A cheaper but equally as important piece of equipment is the instamatic camera, which is frequently given to dermatology patients, so they can take pictures to show how wounds are healing.

This space-age approach to health care appears to be straight from the pages of Gene Roddenbury's Star Trek. However, instead of patients being "beamed up" to another dimension, health data including photographs are electronically transmitted, or in some cases, mailed to health care providers.

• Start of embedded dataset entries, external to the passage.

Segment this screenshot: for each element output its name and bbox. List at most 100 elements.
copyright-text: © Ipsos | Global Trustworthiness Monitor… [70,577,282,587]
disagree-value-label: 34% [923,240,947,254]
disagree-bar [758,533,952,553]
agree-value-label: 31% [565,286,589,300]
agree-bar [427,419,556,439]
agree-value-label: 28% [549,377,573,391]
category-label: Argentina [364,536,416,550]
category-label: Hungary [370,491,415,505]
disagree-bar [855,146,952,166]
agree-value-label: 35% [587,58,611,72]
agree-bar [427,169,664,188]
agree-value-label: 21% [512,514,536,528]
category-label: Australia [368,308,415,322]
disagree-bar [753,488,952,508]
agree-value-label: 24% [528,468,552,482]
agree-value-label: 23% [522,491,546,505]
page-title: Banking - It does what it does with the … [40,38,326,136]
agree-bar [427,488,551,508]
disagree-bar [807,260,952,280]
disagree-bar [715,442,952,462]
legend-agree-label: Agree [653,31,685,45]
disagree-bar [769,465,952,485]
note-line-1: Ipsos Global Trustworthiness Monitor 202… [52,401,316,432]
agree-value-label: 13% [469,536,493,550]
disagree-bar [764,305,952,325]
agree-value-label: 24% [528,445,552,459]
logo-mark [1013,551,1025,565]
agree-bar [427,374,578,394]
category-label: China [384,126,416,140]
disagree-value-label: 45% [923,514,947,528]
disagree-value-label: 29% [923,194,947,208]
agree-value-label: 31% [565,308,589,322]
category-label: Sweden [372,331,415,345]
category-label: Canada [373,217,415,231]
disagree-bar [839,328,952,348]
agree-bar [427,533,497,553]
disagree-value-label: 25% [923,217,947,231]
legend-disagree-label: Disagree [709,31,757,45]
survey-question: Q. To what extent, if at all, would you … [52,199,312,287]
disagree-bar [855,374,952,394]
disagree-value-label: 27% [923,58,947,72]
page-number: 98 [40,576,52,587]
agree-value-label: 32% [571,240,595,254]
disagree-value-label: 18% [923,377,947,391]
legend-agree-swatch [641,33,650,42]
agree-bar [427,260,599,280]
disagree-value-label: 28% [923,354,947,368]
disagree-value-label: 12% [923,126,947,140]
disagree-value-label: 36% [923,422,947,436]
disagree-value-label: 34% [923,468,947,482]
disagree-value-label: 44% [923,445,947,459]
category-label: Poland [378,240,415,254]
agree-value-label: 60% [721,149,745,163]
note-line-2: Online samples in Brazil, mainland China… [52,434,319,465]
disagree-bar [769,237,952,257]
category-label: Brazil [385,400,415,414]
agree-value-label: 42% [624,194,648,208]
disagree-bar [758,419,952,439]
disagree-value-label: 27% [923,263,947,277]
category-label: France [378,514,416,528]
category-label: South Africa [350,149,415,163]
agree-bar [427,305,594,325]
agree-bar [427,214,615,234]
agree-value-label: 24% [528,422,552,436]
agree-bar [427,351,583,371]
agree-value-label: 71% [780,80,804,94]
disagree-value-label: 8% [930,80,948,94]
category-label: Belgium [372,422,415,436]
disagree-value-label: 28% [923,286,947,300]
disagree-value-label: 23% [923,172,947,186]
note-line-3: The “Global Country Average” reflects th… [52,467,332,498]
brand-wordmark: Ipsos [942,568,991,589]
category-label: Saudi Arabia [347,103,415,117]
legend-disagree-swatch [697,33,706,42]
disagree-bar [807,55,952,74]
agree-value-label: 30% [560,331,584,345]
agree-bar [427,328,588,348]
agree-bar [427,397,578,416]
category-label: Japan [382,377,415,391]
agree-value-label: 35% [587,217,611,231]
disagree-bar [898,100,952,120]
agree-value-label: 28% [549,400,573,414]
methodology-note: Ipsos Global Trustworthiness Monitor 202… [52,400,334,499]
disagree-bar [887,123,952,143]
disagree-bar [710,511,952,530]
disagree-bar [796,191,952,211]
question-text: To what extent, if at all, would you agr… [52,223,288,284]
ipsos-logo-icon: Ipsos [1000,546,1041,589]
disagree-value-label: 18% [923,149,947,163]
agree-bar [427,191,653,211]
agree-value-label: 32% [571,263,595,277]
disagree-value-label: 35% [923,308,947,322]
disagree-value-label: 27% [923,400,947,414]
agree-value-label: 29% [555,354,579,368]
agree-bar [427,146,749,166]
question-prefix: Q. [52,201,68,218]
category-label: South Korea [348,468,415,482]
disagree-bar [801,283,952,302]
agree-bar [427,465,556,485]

What was impossible a few years ago, is now possible today thanks to computers, the Internet, digital cameras and other more sophisticated technology.

HHome-based Health Care Aids Florida Veterans

Three years ago in Florida, VA implemented its Community Care Coordination Service (CCCS), which provides home care services to patients with chronic health care problems using the Internet, telephone and telemedicine. Since April 2000, more than 2,100 veterans have enrolled in the program and by December 2004, VA expects that number to jump to over 17,000 veterans as VA expands the program to other networks. One veteran said the program gives him a sense of security that he didn't have before.

The CCCS program is definitely making a difference. Four hundred veterans with chronic health problems - currently enrolled in the program - have not had to be hospitalized in the past two years thanks to this revolutionary program.

Nationwide VA conducts more than 350,000 consultations annually using telemedicine. By using interactive technology such as telemedicine to coordinate health care and monitor veterans in a home setting, we can significantly reduce hospitalizations, emergency room visits and prescription drug requirements, while providing veterans with a more rewarding quality of life and greater functional independence.

Another program that is slated to start this fall is VA's HealtheVet initiative, which allows veterans to access their medical records through a secure on-line connection with a VA hospital. Concerned about privacy and confidentially issues, VA is taking the necessary precautions to safeguard the system.

VA's experimentation with telemedicine and telehealth has led to the development of teleradiology and a filmless radiology archival and communications system known as PACS. The days of hand carrying x-rays from one clinic to another may soon be a thing of the past with this new technology that replaces processed films with digital images. These digital images are downloaded into computers and can be sent electronically to other VA hospital computers.

VA continues to expand its telemedicine and telehealth horizons in an effort to meet the changing health care needs of the millions of veterans who receive health care at VA hospitals nationwide.

As the world of technology changes, so does the world of VA health care.